Gedragstherapie in jaren 80 tot 90
De cognitie wordt nu ook toegepast bij interventies, cognitieve gedragstherapie.
Gedragstherapie eind jaren 90
Nieuwe therapiestromingen die zich minder richten op het veranderen van gedachten en gevoelens en meer op het accepteren hiervan.
Operante conditionering
Gedrag doen laten toenemen of afnemen door bekrachtiging
Klassieke conditionering
Het voortbrengen van een prikkel die een reactie oproept, tegelijk met een neutrale prikkel, net zoalng tot de neutrale prikkel dezelfde reactie oproept.
Protocollaire behandeling
One-size-fits-all benadering, op basis van een classificatie wordt het kind behandeld
Modulaire behandeling
Op een flexibele manier gepersionaliseerde behandelingen vormgeven.
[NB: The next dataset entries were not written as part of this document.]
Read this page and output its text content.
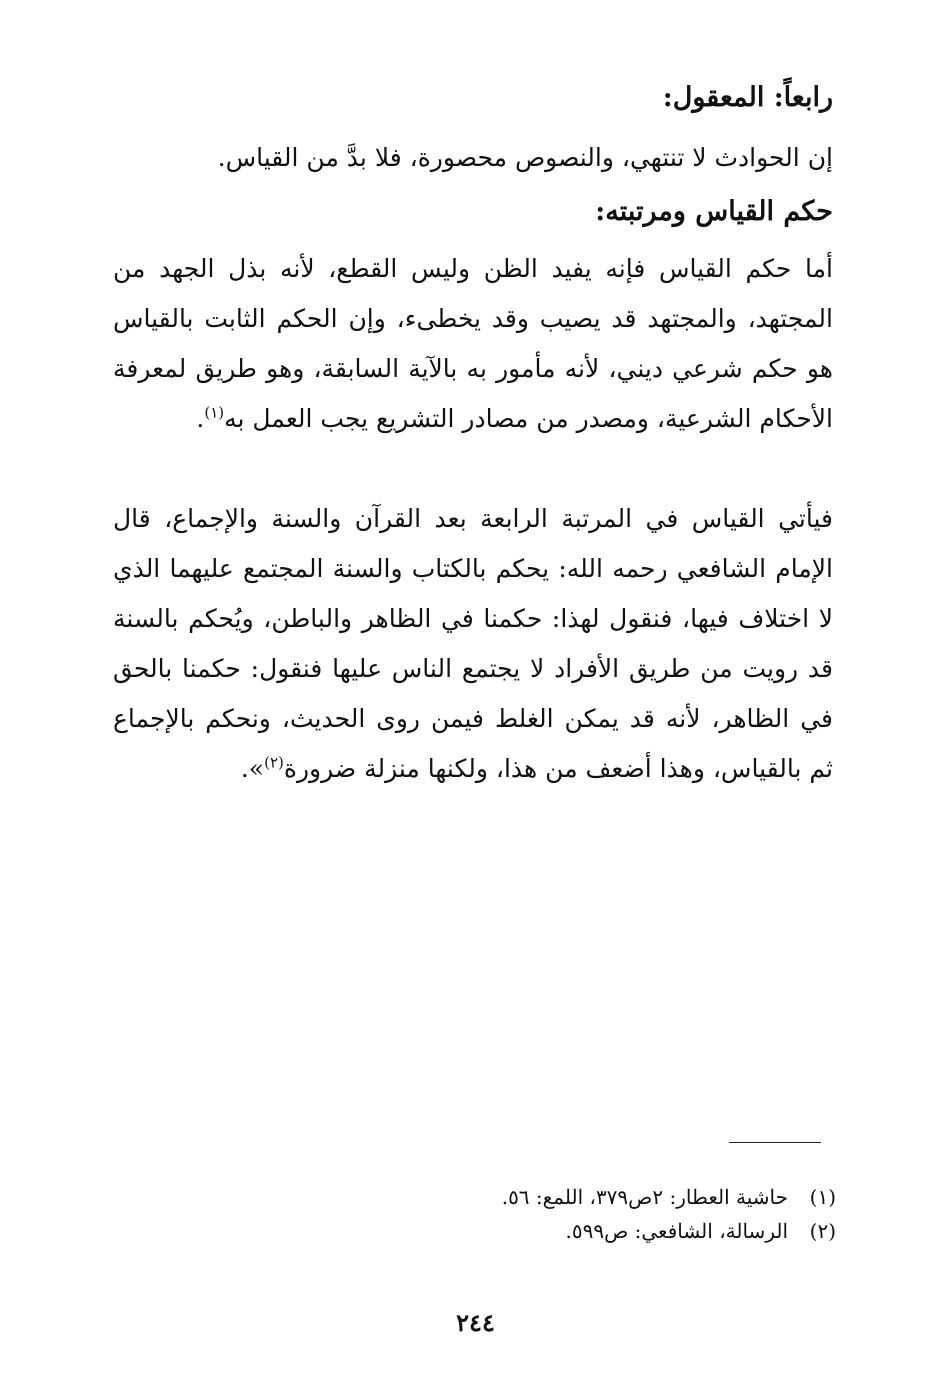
رابعاً: المعقول:
إن الحوادث لا تنتهي، والنصوص محصورة، فلا بدَّ من القياس.
حكم القياس ومرتبته:
أما حكم القياس فإنه يفيد الظن وليس القطع، لأنه بذل الجهد من المجتهد، والمجتهد قد يصيب وقد يخطىء، وإن الحكم الثابت بالقياس هو حكم شرعي ديني، لأنه مأمور به بالآية السابقة، وهو طريق لمعرفة الأحكام الشرعية، ومصدر من مصادر التشريع يجب العمل به$^{(١)}$.
فيأتي القياس في المرتبة الرابعة بعد القرآن والسنة والإجماع، قال الإمام الشافعي رحمه الله: يحكم بالكتاب والسنة المجتمع عليهما الذي لا اختلاف فيها، فنقول لهذا: حكمنا في الظاهر والباطن، ويُحكم بالسنة قد رويت من طريق الأفراد لا يجتمع الناس عليها فنقول: حكمنا بالحق في الظاهر، لأنه قد يمكن الغلط فيمن روى الحديث، ونحكم بالإجماع ثم بالقياس، وهذا أضعف من هذا، ولكنها منزلة ضرورة$^{(٢)}$».
(١)
حاشية العطار: ٢ص٣٧٩، اللمع: ٥٦.
(٢)
الرسالة، الشافعي: ص٥٩٩.
٢٤٤
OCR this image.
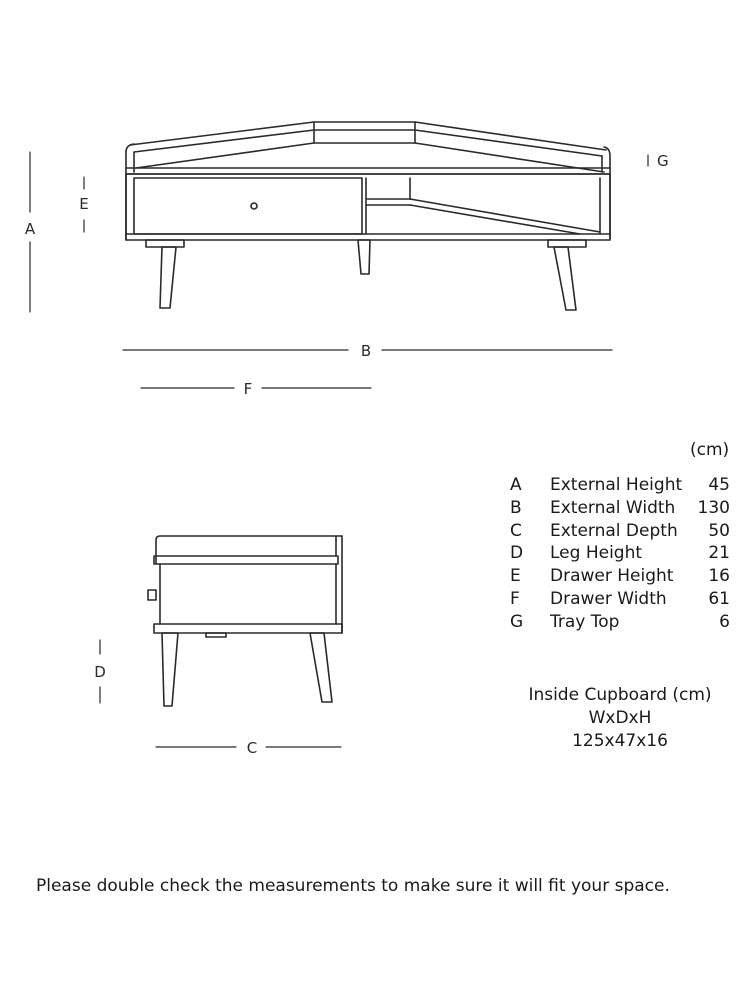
A
E
G
B
F
D
C
(cm)
A	External Height	45
B	External Width	130
C	External Depth	50
D	Leg Height	21
E	Drawer Height	16
F	Drawer Width	61
G	Tray Top	6
Inside Cupboard (cm)
WxDxH
125x47x16
Please double check the measurements to make sure it will fit your space.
Transdiagnostische behandeling
Op basis van de onderliggende processen van classificaties behandelen.
Minimale diagnostiek
Diagnostiek waarbij problemen na een korte screening snel en oplossingsgericht worden behandeld. –> oplossingsgerichte behandeling
Kortdurende diagnostiek
Diagnostiek waarbij na een klachtenanamnese en klinisch interview een diagnose wordt gesteld –> protocollaire behandeling
Uitgebreide diagnostiek
Een uitgebreide vorm van psychodiagnostiek en gedragsassessment, volledig agestemd op de cliënt. Via een HT wordt een behandelplan opgesteld. –> modulaire behandeling
Holistische theorie
Probleemsamenhang waarin diverse hypothetische verbanden beschreven worden. Als er sprake is van complexe problematiek is een holistische theorie nodig.
Doel HT
Verantwoord kiezen van het probleemgedrag waarmee wordt begonnen.
Vijf criteria voor het kiezen van het eerst te bewerken probleem
- Centraliteit - sleutelpositie en beïnvloeding andere problemen
- Waarschijnlijkheidswaarde - hoe sterk is iedereen overtuigd van het bestaan van het probleem
- Problematische waarde - hoe belastend is het, hoeveel motivatie is er
- Concretiseerbaarheid - hoe concreet kan het probleem worden geformuleerd
- Behandelbaarheid - hoe haalbaar is het en zijn er voldoende middelen
Casusconceptualisatie
Het proces waarbij de therapeut samenwerkt met de cliënt om de onderwerpen die de cliënt inbrengt te beschrijven en te verklaren.